Son zamanlarda dizi ya da film seçimlerimi (hepsini seyretmeye ömrüm yetmeyeceği için) “o an hangisini izlemek içimden geçiyorsa”ya göre yapmaya çalışıyorum. İster inanın ister inanmayın ama bu benim için son derece yeni bir olgu, sanatsepet işlerinde hayli kontrol manyağıyımdır aslında. Ama dizi ve filmlerin biraz daha “az sanat” olduğu düşüncesini (bunu yıkanlar var elbette, ve bu çok uzun bir konu, belki bilahare konuşuruz) benimseyip, beklentimi düşürdüğümden beri izlediğim şeylerden nihayet keyif alabilmeye başladım. Ve ilginçtir ki Shrinking, blog yazarlığım süresince bilhassa bahsedeceğim ilk dizi de olabilir—başkası olduysa da hatırlamıyorum. (Bunca yıl sonra tutup da dünyanın en iyi dizisinden falan bahsedeceğimi sanmayın hemen.
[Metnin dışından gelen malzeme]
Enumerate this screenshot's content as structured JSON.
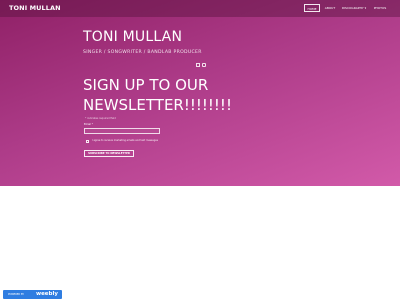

Bahsedeceğim çünkü kişiselleştirebiliyorum.)
*
Hepiniz fark etmişsinizdir, birçok sitede 2023’ün “en” listeleri yayımlandı. İşimin bir parçası da yabancı sitelerden bir önceki günün haberlerini girmek olduğundan (tamamen ofiste zaman geçsin diye tıkladığım ve sekmelerde unuttuğum) “en iyi dizi” listelerinde Shrinking’e rastladım.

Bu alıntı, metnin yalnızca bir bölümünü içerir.